What happens after housing court

For the cases that ended in evictions, the tenants have to move out before a set date. If they don’t move out by that date, the landlord is required to send the tenant  two notices before the landlord can get a Hennepin County sheriff to remove the person from the premises. The same process occurs when a tenant falls through on their payment plan.

When evicted, the tenant also has to pay the landlord’s filing fee and the fee to be served, which together is about $400 and they are still on the hook for missed rent. A landlord can file in conciliation court to get the missing rent, and the debt will follow the tenant on tenant screenings when potential tenants apply for housing.

After an eviction, especially a recent one, it’s extremely difficult to find housing. Many landlords won’t rent to somebody with a housing case on their record. Some landlords will rent to someone with an eviction of their record, but may double the security deposit. Palumbo recommended that tenants with a recent eviction try smaller mom and pop style landlords because there’s a chance to explain your situation.

My reactions to witnessing housing court

The most glaring theme of the day was poverty. There were so many cases involving subsidized housing with rent under $500, and one under $300. One of those buildings is a few blocks from my apartment, and every time I pass it I think of the clerks greeting that lawyer by name. This interaction stuck out to me because the familiarity demonstrated how common these evictions are, and how they impact our poorest neighbors.
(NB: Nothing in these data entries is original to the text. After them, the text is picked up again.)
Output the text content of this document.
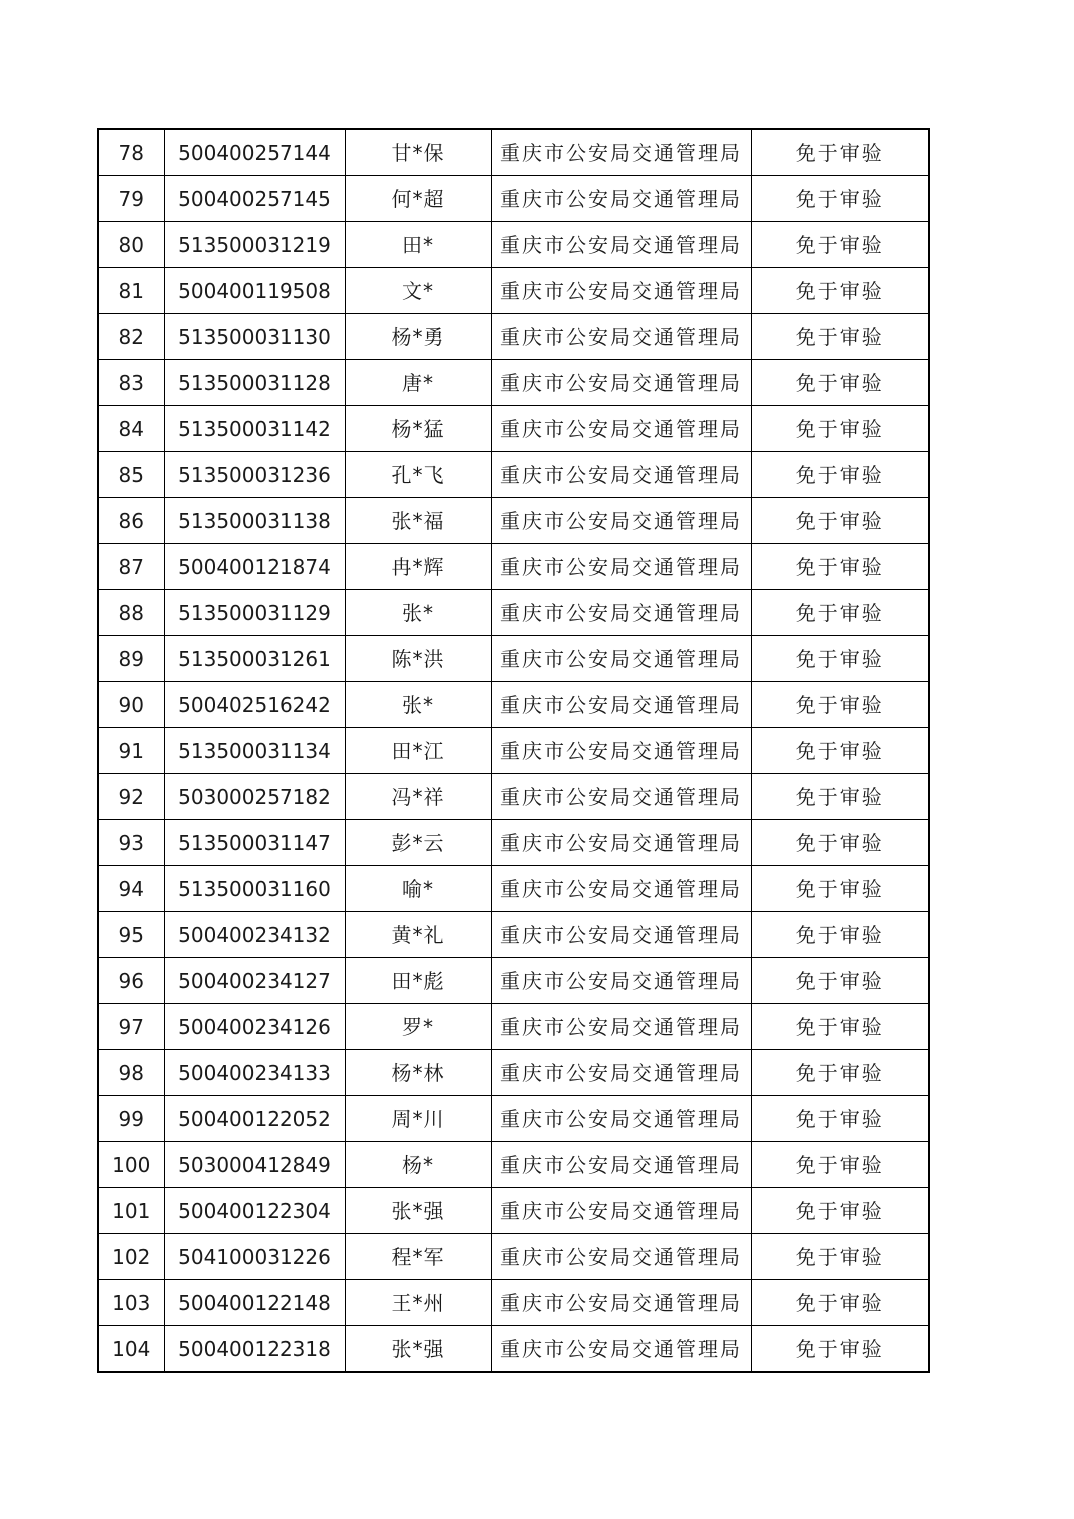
78	500400257144	甘*保	重庆市公安局交通管理局	免于审验
79	500400257145	何*超	重庆市公安局交通管理局	免于审验
80	513500031219	田*	重庆市公安局交通管理局	免于审验
81	500400119508	文*	重庆市公安局交通管理局	免于审验
82	513500031130	杨*勇	重庆市公安局交通管理局	免于审验
83	513500031128	唐*	重庆市公安局交通管理局	免于审验
84	513500031142	杨*猛	重庆市公安局交通管理局	免于审验
85	513500031236	孔*飞	重庆市公安局交通管理局	免于审验
86	513500031138	张*福	重庆市公安局交通管理局	免于审验
87	500400121874	冉*辉	重庆市公安局交通管理局	免于审验
88	513500031129	张*	重庆市公安局交通管理局	免于审验
89	513500031261	陈*洪	重庆市公安局交通管理局	免于审验
90	500402516242	张*	重庆市公安局交通管理局	免于审验
91	513500031134	田*江	重庆市公安局交通管理局	免于审验
92	503000257182	冯*祥	重庆市公安局交通管理局	免于审验
93	513500031147	彭*云	重庆市公安局交通管理局	免于审验
94	513500031160	喻*	重庆市公安局交通管理局	免于审验
95	500400234132	黄*礼	重庆市公安局交通管理局	免于审验
96	500400234127	田*彪	重庆市公安局交通管理局	免于审验
97	500400234126	罗*	重庆市公安局交通管理局	免于审验
98	500400234133	杨*林	重庆市公安局交通管理局	免于审验
99	500400122052	周*川	重庆市公安局交通管理局	免于审验
100	503000412849	杨*	重庆市公安局交通管理局	免于审验
101	500400122304	张*强	重庆市公安局交通管理局	免于审验
102	504100031226	程*军	重庆市公安局交通管理局	免于审验
103	500400122148	王*州	重庆市公安局交通管理局	免于审验
104	500400122318	张*强	重庆市公安局交通管理局	免于审验
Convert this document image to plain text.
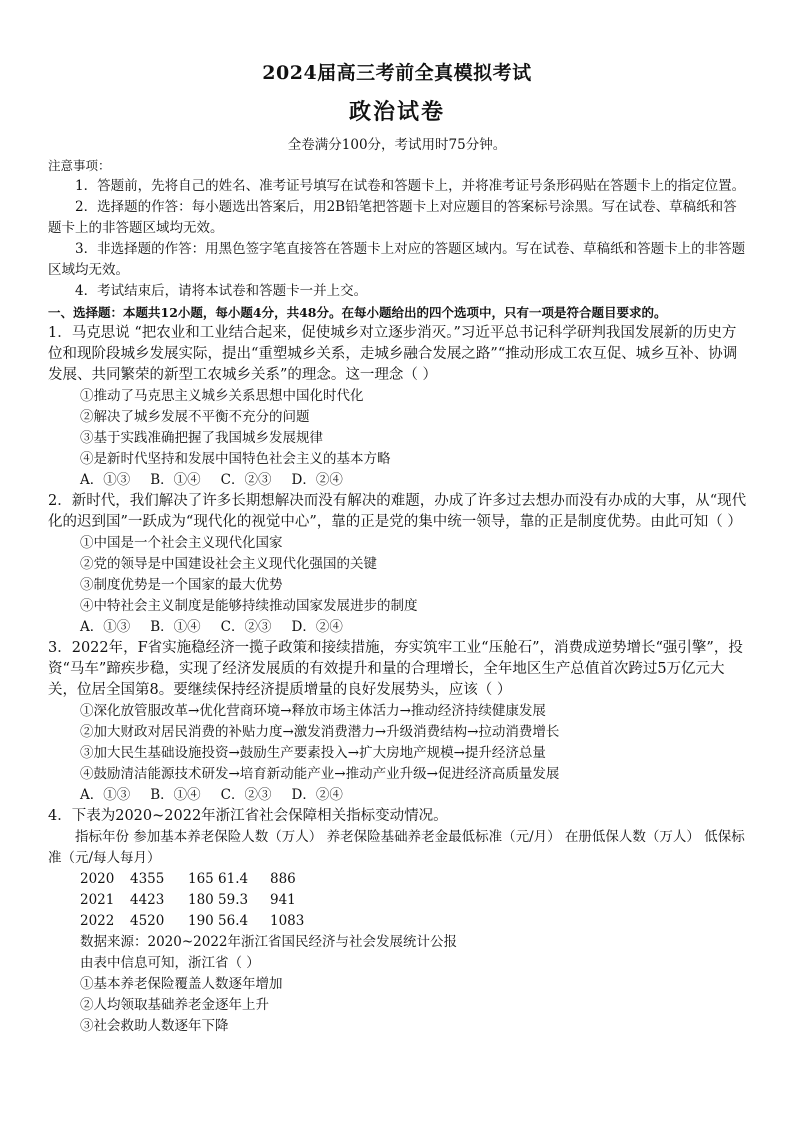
2024届高三考前全真模拟考试
政治试卷
全卷满分100分，考试用时75分钟。

注意事项：

1．答题前，先将自己的姓名、准考证号填写在试卷和答题卡上，并将准考证号条形码贴在答题卡上的指定位置。

2．选择题的作答：每小题选出答案后，用2B铅笔把答题卡上对应题目的答案标号涂黑。写在试卷、草稿纸和答题卡上的非答题区域均无效。

3．非选择题的作答：用黑色签字笔直接答在答题卡上对应的答题区域内。写在试卷、草稿纸和答题卡上的非答题区域均无效。

4．考试结束后，请将本试卷和答题卡一并上交。

一、选择题：本题共12小题，每小题4分，共48分。在每小题给出的四个选项中，只有一项是符合题目要求的。

1．马克思说 “把农业和工业结合起来，促使城乡对立逐步消灭。”习近平总书记科学研判我国发展新的历史方位和现阶段城乡发展实际，提出“重塑城乡关系，走城乡融合发展之路”“推动形成工农互促、城乡互补、协调发展、共同繁荣的新型工农城乡关系”的理念。这一理念（ ）

①推动了马克思主义城乡关系思想中国化时代化

②解决了城乡发展不平衡不充分的问题

③基于实践准确把握了我国城乡发展规律

④是新时代坚持和发展中国特色社会主义的基本方略

A．①③ B．①④ C．②③ D．②④

2．新时代，我们解决了许多长期想解决而没有解决的难题，办成了许多过去想办而没有办成的大事，从“现代化的迟到国”一跃成为“现代化的视觉中心”，靠的正是党的集中统一领导，靠的正是制度优势。由此可知（ ）

①中国是一个社会主义现代化国家

②党的领导是中国建设社会主义现代化强国的关键

③制度优势是一个国家的最大优势

④中特社会主义制度是能够持续推动国家发展进步的制度

A．①③ B．①④ C．②③ D．②④

3．2022年，F省实施稳经济一揽子政策和接续措施，夯实筑牢工业“压舱石”，消费成逆势增长“强引擎”，投资“马车”蹄疾步稳，实现了经济发展质的有效提升和量的合理增长，全年地区生产总值首次跨过5万亿元大关，位居全国第8。要继续保持经济提质增量的良好发展势头，应该（ ）

①深化放管服改革→优化营商环境→释放市场主体活力→推动经济持续健康发展

②加大财政对居民消费的补贴力度→激发消费潜力→升级消费结构→拉动消费增长

③加大民生基础设施投资→鼓励生产要素投入→扩大房地产规模→提升经济总量

④鼓励清洁能源技术研发→培育新动能产业→推动产业升级→促进经济高质量发展

A．①③ B．①④ C．②③ D．②④

4．下表为2020~2022年浙江省社会保障相关指标变动情况。

指标年份 参加基本养老保险人数（万人） 养老保险基础养老金最低标准（元/月） 在册低保人数（万人） 低保标准（元/每人每月）

2020 4355 165 61.4 886

2021 4423 180 59.3 941

2022 4520 190 56.4 1083

数据来源：2020~2022年浙江省国民经济与社会发展统计公报

由表中信息可知，浙江省（ ）

①基本养老保险覆盖人数逐年增加

②人均领取基础养老金逐年上升

③社会救助人数逐年下降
The time between being served and appearing in court, which is not even two weeks, made me think of my customer service jobs that required 14-21 days in advance to request a day off. And the missing wages from that day.

I expected to see more evictions than settlements, but the opposite was true on that day. The payment plans in those settlements had such high dollar amounts that to me they might as well have been evictions. It didn’t make sense to me that people who couldn’t afford rent could feasibly come up with thousands of dollars in a short period, and so it seemed like a payment plan simply prolonged an eviction.

Each eviction moved so quickly that it sometimes didn’t register until after I’d made a tally in my notes that somebody had just lost their home. There were no outbursts like in the legal shows and movies, just solemn faces walking out of the courtroom. Housing attorney Mike Vraa’s term “eviction factory” made sense because a factory isn’t dramatic or sensational– it’s the same thing over and over and over.